The XRF is highly accurate, can identify very small traces of metallic elements within an alloy and can be used on any metal object or configured using the lab stand to analyse minute samples. The speed of the machine, with normal exposures of around 30 seconds, allows many objects or samples to be analysed in one day. By taking multiple readings we can produce both an average alloy composition for each object and a detailed report specifying the exact alloy components of various parts of each sculpture.
The ability to quickly identify alloys for comparison against samples with known provenance or, for instance, identify residual mercury in fire gilding or traces of past plating, allows us to advise clients at the time of inspection of sometimes critical technical information that may influence conservation treatment.
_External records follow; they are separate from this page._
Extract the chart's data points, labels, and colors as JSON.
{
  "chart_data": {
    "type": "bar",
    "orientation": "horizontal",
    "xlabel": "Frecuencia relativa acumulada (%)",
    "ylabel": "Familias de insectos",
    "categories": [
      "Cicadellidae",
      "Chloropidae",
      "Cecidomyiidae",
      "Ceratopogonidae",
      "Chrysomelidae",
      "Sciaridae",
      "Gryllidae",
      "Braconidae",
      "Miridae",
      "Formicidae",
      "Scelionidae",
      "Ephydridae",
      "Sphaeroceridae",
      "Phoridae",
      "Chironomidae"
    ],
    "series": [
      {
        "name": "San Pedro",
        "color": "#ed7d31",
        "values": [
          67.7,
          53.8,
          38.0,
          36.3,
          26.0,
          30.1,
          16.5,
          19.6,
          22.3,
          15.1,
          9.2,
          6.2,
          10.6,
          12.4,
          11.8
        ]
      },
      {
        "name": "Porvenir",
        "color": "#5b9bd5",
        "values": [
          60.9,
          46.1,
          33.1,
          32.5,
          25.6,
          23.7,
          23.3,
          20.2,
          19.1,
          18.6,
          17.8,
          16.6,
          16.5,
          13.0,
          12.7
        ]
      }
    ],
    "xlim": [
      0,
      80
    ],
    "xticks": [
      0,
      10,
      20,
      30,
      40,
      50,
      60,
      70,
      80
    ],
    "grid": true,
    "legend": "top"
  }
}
To aid art historical research, analysis may help identify the date of manufacture, past restorations or surface treatments, when combined with other technical and curatorial information. The cost of undertaking an analysis and producing a report is totally dependant on the time required to undertake the work and the location of the objects to be tested.
We carried out a detailed inspection of the dial section of the astronomical clock at Hampton Court Palace.
XRF analysis helped us to establish the coatings and underlying metals that form the substrate to the dial, which are copper sheet dipped in a lead-tin alloy (90:10), riveted with copper rivets to a wrought iron structure.
This data informed our conservation proposal for the most appropriate treatment of the object.
While it was undergoing restoration on site at Stourhead, we were asked to attend to carry out analysis on the metal components on this cabinet.
We were able to establish, for example, the presence of silver foil backing beneath the stone inlays, (illustrated in the detail below), and confirm the presence of mercury gilding on other metalwork elements.